Once you’ve collected your samples, you can use the reply paid envelope in the screening kit to send them off to a pathology laboratory. The results will then be sent to you, your doctor or your health service within two weeks.
You don’t need to do anything to enrol in the program, as the names of eligible men and women are taken from the enrolment records of Medicare and the Department of Veterans’ Affairs. The program is transitioning towards two-yearly screening for bowel cancer, so the below table outlines at what age you will be invited to undergo screening.
|2016||50, 55, 60, 64, 65, 70, 72, 74|
|2017||50, 54, 55, 58, 60, 64, 69, 70, 72, 74|
|2018||50, 54, 58, 60, 62, 64, 66, 68, 70, 72, 74|
|2019 onwards||50, 52, 54, 56, 58, 60, 62, 64, 66, 68, 70, 72, 74|
The National Cervical Screening Program introduced an organised approach to cervical screening in an effort to reduce illness and death caused by cervical cancer. The program began in 1991 and has since halved the rate of cervical cancer in Australia.

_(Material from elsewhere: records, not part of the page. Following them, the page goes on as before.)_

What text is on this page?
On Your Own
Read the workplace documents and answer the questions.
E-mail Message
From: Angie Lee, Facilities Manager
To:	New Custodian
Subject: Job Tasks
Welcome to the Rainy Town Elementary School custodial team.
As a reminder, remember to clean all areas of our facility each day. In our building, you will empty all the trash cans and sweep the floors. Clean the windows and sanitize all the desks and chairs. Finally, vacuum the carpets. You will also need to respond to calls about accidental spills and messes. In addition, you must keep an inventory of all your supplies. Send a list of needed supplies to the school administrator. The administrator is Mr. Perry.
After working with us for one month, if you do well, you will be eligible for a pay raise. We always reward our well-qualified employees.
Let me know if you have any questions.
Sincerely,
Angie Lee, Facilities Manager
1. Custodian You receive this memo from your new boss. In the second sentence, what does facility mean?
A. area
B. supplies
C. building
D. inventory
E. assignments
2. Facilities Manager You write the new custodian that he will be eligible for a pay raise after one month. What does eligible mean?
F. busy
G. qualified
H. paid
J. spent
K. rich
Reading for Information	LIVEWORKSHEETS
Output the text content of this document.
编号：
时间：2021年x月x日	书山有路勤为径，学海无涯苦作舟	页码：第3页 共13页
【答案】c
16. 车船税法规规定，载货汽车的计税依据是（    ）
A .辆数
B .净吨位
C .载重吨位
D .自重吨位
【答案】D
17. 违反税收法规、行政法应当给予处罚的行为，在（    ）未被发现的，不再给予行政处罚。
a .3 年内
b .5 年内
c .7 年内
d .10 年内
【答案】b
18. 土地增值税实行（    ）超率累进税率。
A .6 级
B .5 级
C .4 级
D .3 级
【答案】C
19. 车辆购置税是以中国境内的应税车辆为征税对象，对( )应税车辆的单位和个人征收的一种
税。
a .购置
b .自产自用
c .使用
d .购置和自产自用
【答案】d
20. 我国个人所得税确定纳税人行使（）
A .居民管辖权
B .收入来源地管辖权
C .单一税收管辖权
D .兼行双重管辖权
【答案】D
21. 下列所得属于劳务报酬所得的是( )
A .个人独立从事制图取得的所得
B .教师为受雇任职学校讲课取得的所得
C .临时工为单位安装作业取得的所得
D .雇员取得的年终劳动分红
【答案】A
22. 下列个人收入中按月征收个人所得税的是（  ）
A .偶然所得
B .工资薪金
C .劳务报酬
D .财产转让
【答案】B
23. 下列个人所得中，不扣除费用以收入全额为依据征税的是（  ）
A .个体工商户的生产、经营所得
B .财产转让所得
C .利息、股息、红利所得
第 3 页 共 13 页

Cervical screening is designed to detect early changes in the cervix before cervical cancer actually develops, but it can also detect if cervical cancer is present. One of the most preventable forms of cancer, cervical cancer comes in two main types:
- Squamous cell carcinoma in the cells that line the outer surface of the cervix
- Adenocarcinoma forms in the glandular cells found higher up in the cervix
Regular Pap tests (commonly called Pap smears) are recommended for every sexually active woman aged between 18 and 69 years of age. The procedure is quite straightforward and involves your health care professional inserting a speculum into the vagina to see the cervix more clearly. A small brush is used to gently remove some cells from the cervix, and that sample is then sent to a laboratory for testing.
Cervical screening can be provided through your general practice, community health centre, family planning clinic, sexual health clinic or Aboriginal Medical Service. There are two costs involved, the doctor’s consultation fee and the laboratory test, but Medicare pays rebates for both. Some medical practices and pathology laboratories also bulk bill, so in some cases there may not be any out-of-pocket costs.
However, from 1 May 2017 the Pap test will be replaced by a new Cervical Screening Test. Under the new system, women will only need to undergo screening every five years rather than every two. The age at which screening starts will increase from 18 to 25 years, and women aged 70 to 74 will be invited to take an exit test.
The procedure for collecting a sample for the new Cervical Screening Test is the same as the procedure for the Pap test. However, the new test is designed to detect human papillomavirus (HPV) infection, which is the first stage in the development of cervical cancer.